4月より改正された中小企業定年引上げ等奨励金の概要


・表( )内の数字は、希望者全員を対象とする65歳以上70歳未満の継続雇用制度を導入済みの事業主が、要件をみたした場合に支給する額です。
・表の(b)及び(c)の[ ]内の数字は、支給申請日の前日において当該事業主に1年以上継続して雇用されている64歳以上の雇用保険被保険者(法人等設立の場合は当該事業主に雇用されている64歳以上の者)がいない場合に支給する額です。

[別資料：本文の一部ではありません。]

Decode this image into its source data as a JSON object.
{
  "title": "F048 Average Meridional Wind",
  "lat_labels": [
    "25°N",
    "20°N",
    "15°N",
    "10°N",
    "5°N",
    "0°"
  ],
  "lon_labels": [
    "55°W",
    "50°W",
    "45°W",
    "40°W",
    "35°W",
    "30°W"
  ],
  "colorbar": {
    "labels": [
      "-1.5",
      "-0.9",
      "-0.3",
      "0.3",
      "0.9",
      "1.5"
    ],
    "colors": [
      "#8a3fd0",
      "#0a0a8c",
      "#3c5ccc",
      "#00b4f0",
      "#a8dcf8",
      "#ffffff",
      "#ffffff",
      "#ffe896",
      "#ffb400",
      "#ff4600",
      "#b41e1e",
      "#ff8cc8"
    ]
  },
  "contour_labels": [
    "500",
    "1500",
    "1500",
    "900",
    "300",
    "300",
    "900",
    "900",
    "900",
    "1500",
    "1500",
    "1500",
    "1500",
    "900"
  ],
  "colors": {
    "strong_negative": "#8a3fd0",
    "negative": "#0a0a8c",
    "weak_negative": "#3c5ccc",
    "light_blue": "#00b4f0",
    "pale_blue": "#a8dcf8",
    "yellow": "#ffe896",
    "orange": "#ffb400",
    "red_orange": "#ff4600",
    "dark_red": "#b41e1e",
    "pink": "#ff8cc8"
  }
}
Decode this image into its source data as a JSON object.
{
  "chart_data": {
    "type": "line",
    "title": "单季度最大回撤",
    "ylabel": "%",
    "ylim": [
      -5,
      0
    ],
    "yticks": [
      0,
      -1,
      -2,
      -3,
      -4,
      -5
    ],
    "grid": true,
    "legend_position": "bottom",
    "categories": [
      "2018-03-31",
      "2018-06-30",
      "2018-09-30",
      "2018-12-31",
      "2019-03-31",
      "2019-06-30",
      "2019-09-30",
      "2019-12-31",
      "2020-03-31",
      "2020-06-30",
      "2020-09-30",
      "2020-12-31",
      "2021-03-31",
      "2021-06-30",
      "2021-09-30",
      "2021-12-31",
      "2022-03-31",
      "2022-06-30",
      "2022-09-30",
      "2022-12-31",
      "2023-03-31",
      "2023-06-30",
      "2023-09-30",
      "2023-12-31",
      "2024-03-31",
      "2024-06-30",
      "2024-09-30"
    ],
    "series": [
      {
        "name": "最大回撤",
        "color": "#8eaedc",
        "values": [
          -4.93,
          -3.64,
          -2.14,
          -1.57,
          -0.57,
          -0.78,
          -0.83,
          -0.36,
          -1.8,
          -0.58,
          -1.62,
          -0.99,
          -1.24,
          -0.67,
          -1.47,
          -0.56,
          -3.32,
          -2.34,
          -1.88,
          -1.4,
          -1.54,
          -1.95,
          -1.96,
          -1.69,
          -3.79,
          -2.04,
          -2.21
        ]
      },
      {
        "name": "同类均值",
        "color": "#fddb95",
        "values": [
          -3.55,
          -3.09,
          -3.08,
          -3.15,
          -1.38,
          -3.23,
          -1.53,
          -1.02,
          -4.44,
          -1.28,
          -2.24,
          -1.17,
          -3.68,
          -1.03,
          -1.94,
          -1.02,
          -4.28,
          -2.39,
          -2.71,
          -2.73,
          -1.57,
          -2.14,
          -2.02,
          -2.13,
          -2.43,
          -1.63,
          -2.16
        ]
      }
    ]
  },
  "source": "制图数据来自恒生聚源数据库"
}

・現行の定年年齢が60歳以上65歳未満の事業主が、表(a)と(c)をみたす制度を新たに導入した場合には、(a)の額と、(c)の( )内の額の合計額を支給します。
・現行の定年年齢が60歳以上65歳未満の事業主が、表(c)と(d)をみたす制度を新たに導入した場合には、(c)の額と、(d)の( )内の額の合計額を支給します。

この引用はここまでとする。